08.03.2022 – 13.59 – Diagnosi e riabilitazione di persone con disabilità, soprattutto in età evolutiva, con la presa in carico a 360° del percorso individuale del paziente, attraverso percorsi multidisciplinari, sono il cuore dell’attività del Presidio di Riabilitazione La Nostra Famiglia. Una struttura privata no profit che opera in convenzione e accreditamento nell’ambito del Servizio Sanitario Regionale. Attualmente si occupano di circa 1400 bambini, molti dei quali sono in carico ambulatoriale, ossia vi accedono esclusivamente per il trattamento, mentre alcuni, circa settanta, seguono un programma a ciclo diurno permanendo nella struttura dalle 8.30 alle 16.00 circa. Bambini con disabilità importanti ed impattanti per i quali è prevista una presa in carico riabilitativa intensiva. Nonostante su circa 115 dipendenti più di 50 sono riabilitatori, il Presidio è anche accreditato per la specialistica ambulatoriale nel campo della neuro-psichiatria infantile, della fisiatria e dell’oculistica. Di fatto La Nostra Famiglia nel 1998 è stata riconosciuta con Decreto Interministeriale quale Sede del Polo regionale dell’IRCCS (Istituto di Ricovero e Cura a Carattere Scientifico) “Eugenio Medea”. Il Presidio di Pasian di Prato è inoltre Centro di riferimento regionale per l’ipovisione.
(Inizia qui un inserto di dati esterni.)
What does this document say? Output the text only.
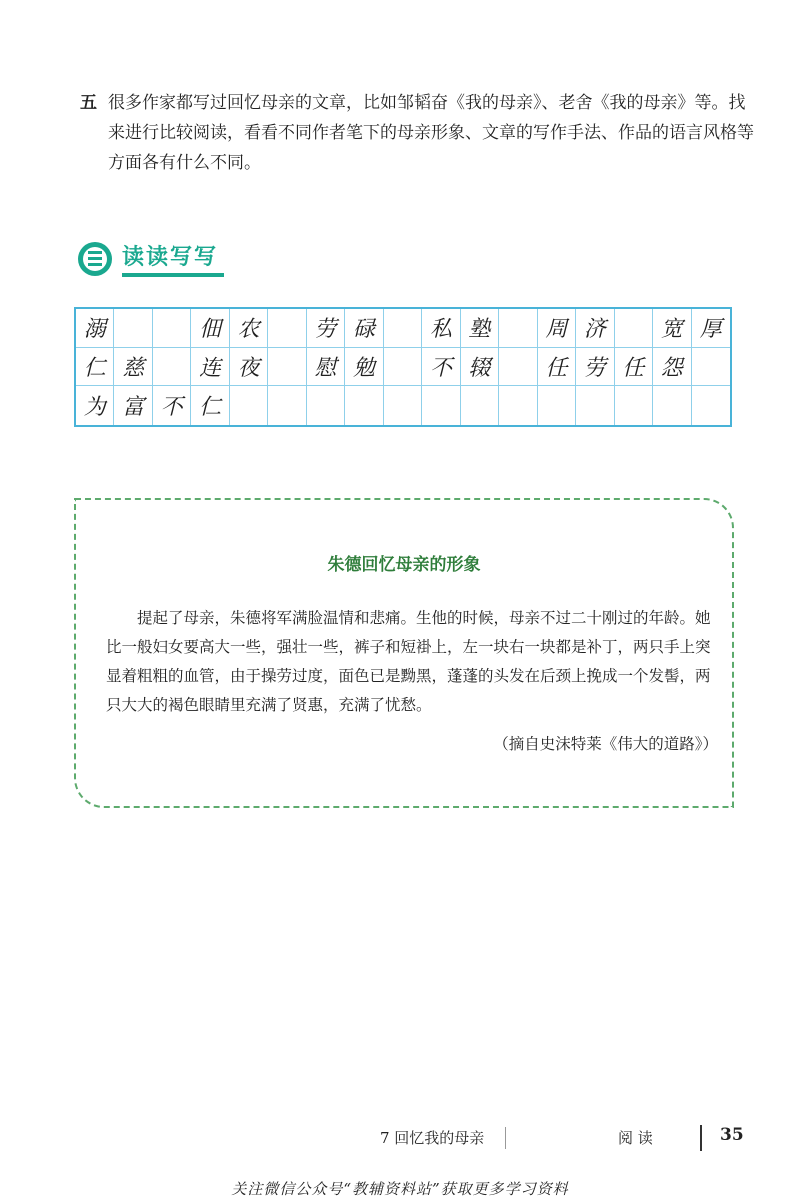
五 很多作家都写过回忆母亲的文章，比如邹韬奋《我的母亲》、老舍《我的母亲》等。找来进行比较阅读，看看不同作者笔下的母亲形象、文章的写作手法、作品的语言风格等方面各有什么不同。
读读写写
溺	佃 农	劳 碌	私 塾	周 济	宽 厚
仁 慈	连 夜	慰 勉	不 辍	任 劳 任 怨
为 富 不 仁
朱德回忆母亲的形象

提起了母亲，朱德将军满脸温情和悲痛。生他的时候，母亲不过二十刚过的年龄。她比一般妇女要高大一些，强壮一些，裤子和短褂上，左一块右一块都是补丁，两只手上突显着粗粗的血管，由于操劳过度，面色已是黝黑，蓬蓬的头发在后颈上挽成一个发髻，两只大大的褐色眼睛里充满了贤惠，充满了忧愁。

（摘自史沫特莱《伟大的道路》）
7 回忆我的母亲	阅 读	35
关注微信公众号“教辅资料站”获取更多学习资料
Mercoledì 9 marzo, alle 10.00, nella sede di Pasian di Prato de La Nostra Famiglia sarà inaugurata una nuova attrezzatura riabilitativa. Si tratta di una struttura autoportante, che rappresenterà un arricchimento per la palestra dell’Associazione adibita all’Integrazione Sensoriale. L’acquisto di tale attrezzatura è stato possibile grazie a una significativa donazione effettuata da Tonutti Tecniche Grafiche Spa, azienda friulana specializzata nella stampa di etichette per i mercati del beverage and food, partner sensibile di questa realtà e con la quale stanno portando avanti anche un progetto di Attività assistita con i cani.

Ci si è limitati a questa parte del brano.